In the west in particular, the distances between population centers is fairly large and even then those population centers don't always have large populations.

Here in Arizona the vast majority of the states population is based in two metropolitan areas, Phoenix and Tucson.  The rest of the state is very rural.  There has been talk and some study of an electrified rail route between the two cities on a route that bypasses the current Union Pacific route.  Such a venture may be justifiable at some point in the future, but the reality is that it is not realistic now.

Taking that into account, I still hold hope for innovation in the industry to develop new technologies.  It happened before in the transition from steam to diesel electric.  It will happen again.  The only constant in this world is change after all.

@RoyBoy posted:

I see some problems with nuclear power that have yet to be solved:

1. accidents, like Chernobyl and Japan and three mile island

2. "green" disposal of spent fuel

3. public fear of the above

1.  Chernobyl was not a "modern" nuclear facility... even by American 1950's standards.  Fukishima was built in a quake-prone and tsunami-prone region.  Three Mile Island released a minuscule amount of radioactive steam... less radiation than many Americans get from their granite counter tops.

2.  Spent fuel rods in France, India and elsewhere are immediately reprocessed in a facility on-site for reuse.  We don't do that here because of a stipulation in the SALT II treaty with a country that no longer exists.

3.  Education.

Jon  

Perhaps the easiest fact to digest is that the railroads use about 3% of the annual fossil fuel used in the USA, and deliver about 42 percent of the gross ton miles.
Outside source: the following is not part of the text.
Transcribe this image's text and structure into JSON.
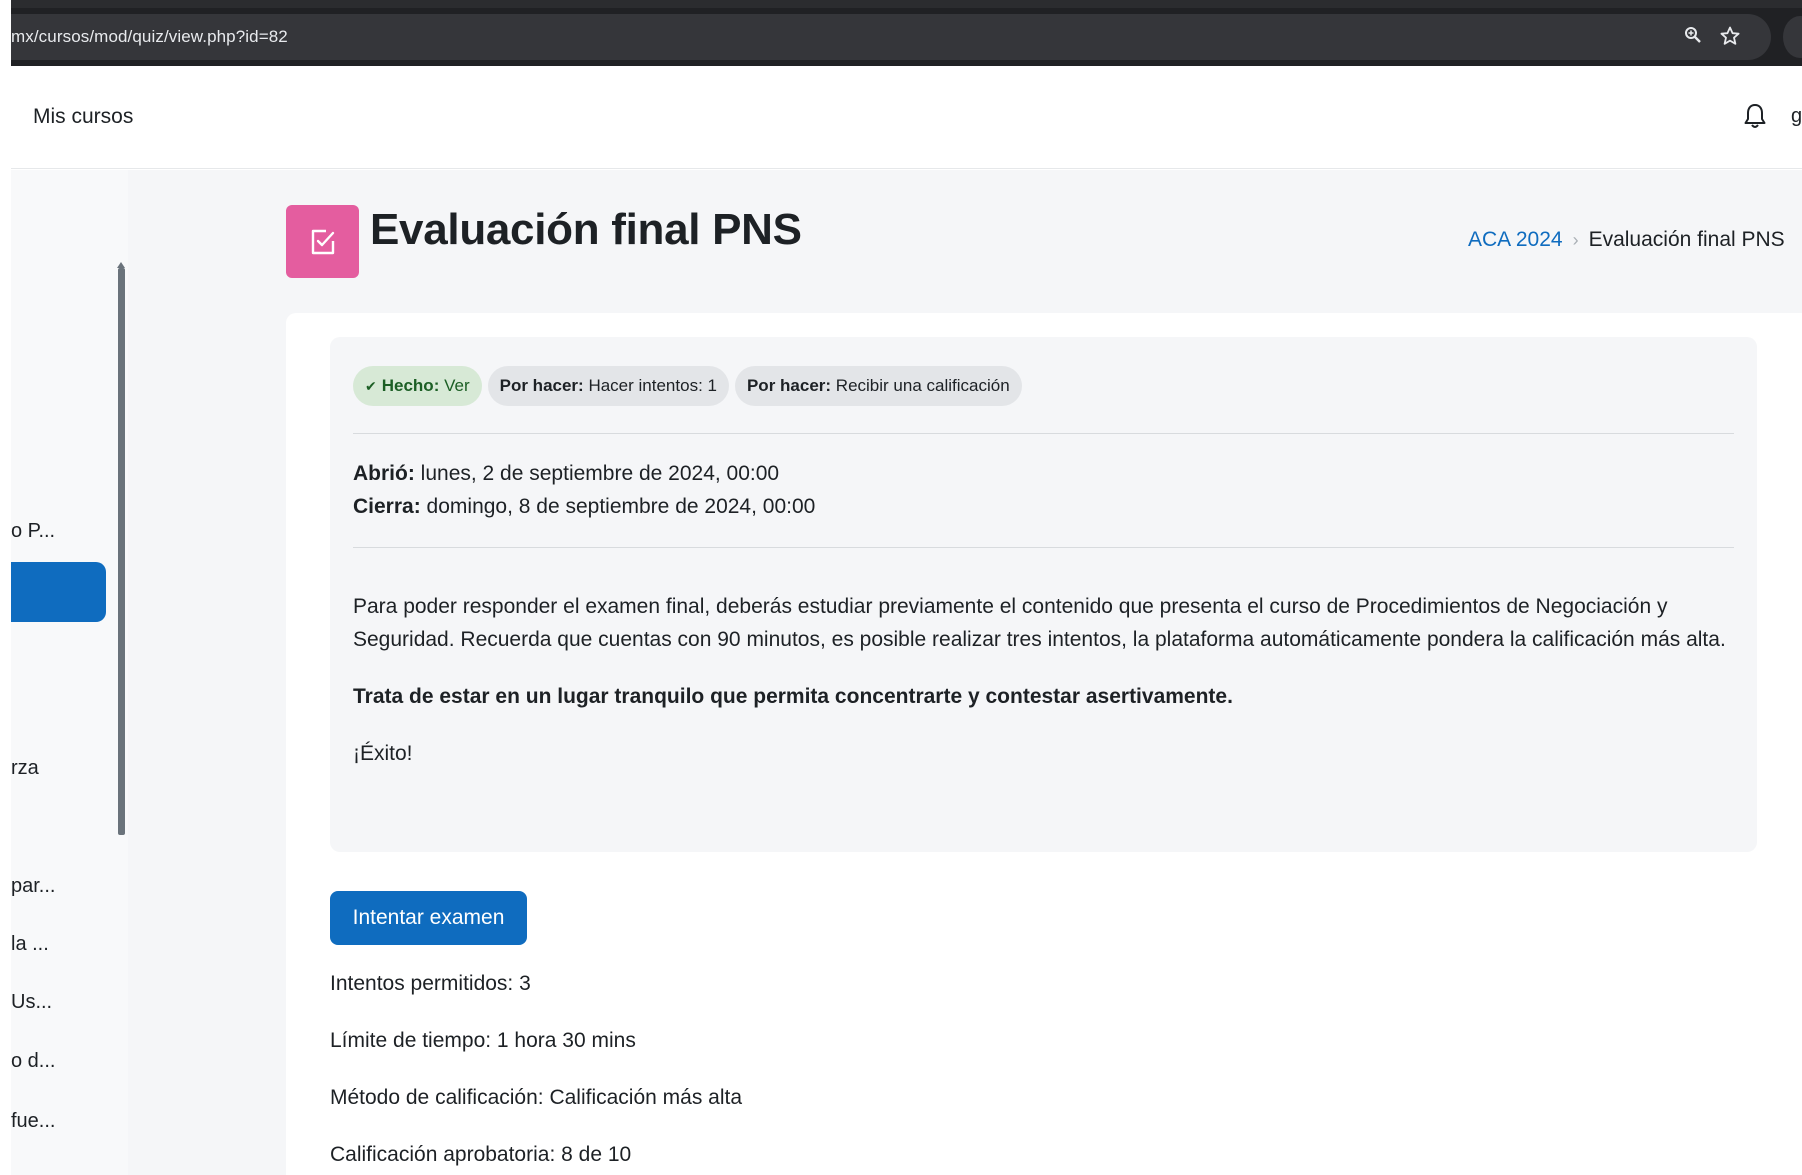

If you want to know what the biggest polluter is, just look in your driveway and at that 18-wheeler on the interstate.

I had one of my career assignments in the "Electric Locomotive Study Group" of a major locomotive builder.  While we built and sold electric locomotives with a short time rating of up to 10,000 horsepower (for domestic passenger service), the starting tractive effort, what size train the locomotive could start, was no better than a U30C due to adhesion limitations.

Electrification does not provide any flexibility vs a self-contained power unit.  There has to be catenary everywhere an electric locomotive would run.  A diesel can run anywhere.

All, or nearly all, overseas electric railroads are government agencies where cost is no issue, and a significant portion of that traffic is passenger, where the installed HP to reach high speed is a benefit, and the relatively low starting tractive effort is not a liability.  I have inspected and photographed overseas railroads that are electrified.  Their freight trains are so short that I was able to photograph an entire train in one frame.

I would also like to point out that the 1934 PRR electrification cost was supported with long term loans at very favorable rates by Uncle Sam, not by a private company.

The OPEC embargo in the early 1970's resulted in very serious consideration in the mid1970's of further electrification of American railroads. Extremely high capital investments were projected to be required on the part of the utilities and/or railroads to enable any significant expansion. Consequently further consideration was terminated. In fact in a somewhat unrelated move the Milwaukee Road decided in this same time period to retire its electrified equipment.